In the interest of putting out the next day’s paper, Thisdell complied with the demand. Police retrieved more than 900 photos — about 300 of which were unrelated to the riots — and copied them onto DVDs.

None of this data will be used for some time, if at all, however. Several laws exist granting newspapers the right to keep materials from the government unless the officials present a compelling case in their interest — which is supposed to be done through a subpoena. Because of these laws, The Breeze’s faculty advisor is holding the materials until the matter is settled.

As journalists, we struggle between protecting the identities of community members, and being members of a community. On one hand, we want members of the community to be able to trust the reporters and editors who work for the organization. On the other hand, we’re members of the community just like anyone else, and it’s hard not to feel a sense of civic duty in helping our neighbors bring criminals to justice.

There’s a fine line, and we often struggle to find it.

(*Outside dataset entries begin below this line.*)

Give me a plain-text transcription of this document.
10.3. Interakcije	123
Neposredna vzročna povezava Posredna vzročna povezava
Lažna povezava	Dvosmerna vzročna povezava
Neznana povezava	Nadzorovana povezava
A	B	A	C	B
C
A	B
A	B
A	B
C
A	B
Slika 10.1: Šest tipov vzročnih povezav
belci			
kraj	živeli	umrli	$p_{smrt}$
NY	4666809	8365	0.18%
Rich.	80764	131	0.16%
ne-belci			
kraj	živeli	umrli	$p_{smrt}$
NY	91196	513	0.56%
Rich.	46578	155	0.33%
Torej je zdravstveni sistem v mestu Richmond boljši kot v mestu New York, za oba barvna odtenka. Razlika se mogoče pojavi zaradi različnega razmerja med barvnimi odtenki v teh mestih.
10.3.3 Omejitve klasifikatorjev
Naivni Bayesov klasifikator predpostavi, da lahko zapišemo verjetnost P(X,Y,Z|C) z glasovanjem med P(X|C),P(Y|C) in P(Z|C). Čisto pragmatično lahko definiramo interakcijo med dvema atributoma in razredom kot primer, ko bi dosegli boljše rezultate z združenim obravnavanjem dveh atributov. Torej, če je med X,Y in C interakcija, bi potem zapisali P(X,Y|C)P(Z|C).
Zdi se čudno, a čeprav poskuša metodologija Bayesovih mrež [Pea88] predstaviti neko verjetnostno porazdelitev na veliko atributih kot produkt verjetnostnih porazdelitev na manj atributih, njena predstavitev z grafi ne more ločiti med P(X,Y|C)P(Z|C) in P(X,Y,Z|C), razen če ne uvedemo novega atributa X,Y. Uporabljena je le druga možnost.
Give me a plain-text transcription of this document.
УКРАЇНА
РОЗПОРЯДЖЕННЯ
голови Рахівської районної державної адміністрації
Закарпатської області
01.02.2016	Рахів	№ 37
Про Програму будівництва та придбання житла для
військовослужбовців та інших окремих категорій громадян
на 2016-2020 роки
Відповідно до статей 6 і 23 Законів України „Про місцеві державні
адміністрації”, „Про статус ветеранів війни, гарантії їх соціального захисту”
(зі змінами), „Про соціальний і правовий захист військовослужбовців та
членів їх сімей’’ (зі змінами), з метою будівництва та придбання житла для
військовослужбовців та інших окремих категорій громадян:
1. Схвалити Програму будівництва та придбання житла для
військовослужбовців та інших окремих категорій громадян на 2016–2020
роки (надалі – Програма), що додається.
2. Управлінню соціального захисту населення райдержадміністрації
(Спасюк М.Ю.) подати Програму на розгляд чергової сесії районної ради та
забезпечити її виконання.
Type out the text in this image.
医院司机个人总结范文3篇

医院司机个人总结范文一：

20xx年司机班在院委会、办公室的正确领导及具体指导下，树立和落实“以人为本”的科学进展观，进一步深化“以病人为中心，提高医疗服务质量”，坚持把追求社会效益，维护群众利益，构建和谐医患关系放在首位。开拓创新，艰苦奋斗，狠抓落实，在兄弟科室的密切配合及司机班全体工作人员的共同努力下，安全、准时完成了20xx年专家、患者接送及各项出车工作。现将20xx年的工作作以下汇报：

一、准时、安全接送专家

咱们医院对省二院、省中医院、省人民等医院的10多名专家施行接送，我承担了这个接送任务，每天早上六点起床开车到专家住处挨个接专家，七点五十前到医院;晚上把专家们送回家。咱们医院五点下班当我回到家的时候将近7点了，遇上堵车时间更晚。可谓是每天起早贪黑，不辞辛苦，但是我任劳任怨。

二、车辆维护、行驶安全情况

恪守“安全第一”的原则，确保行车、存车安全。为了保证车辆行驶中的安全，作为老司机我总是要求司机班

As journalists, we are not police, and we can’t do their job. We can only be expected to observe and report — and if some act of justice can come from our reporting, we’re happy for it. But the separation between law enforcement and journalists is there for a reason.

We need to be able to operate independently. If we don’t, we increase the risk that we won’t be able to provide adequate coverage.Think about it: What would happen if the Daily fostered a friendly relationship with the police? Or the city council? We would certainly be in a position to help these groups out, and that might seem like the right thing to do.

But if corruption existed within those organizations, how could we adequately report it? As standoffish as it sounds, it’s completely right of The Breeze — and any other journalists — to say to any group seeking to get cozy, “Sorry, that’s not my job.”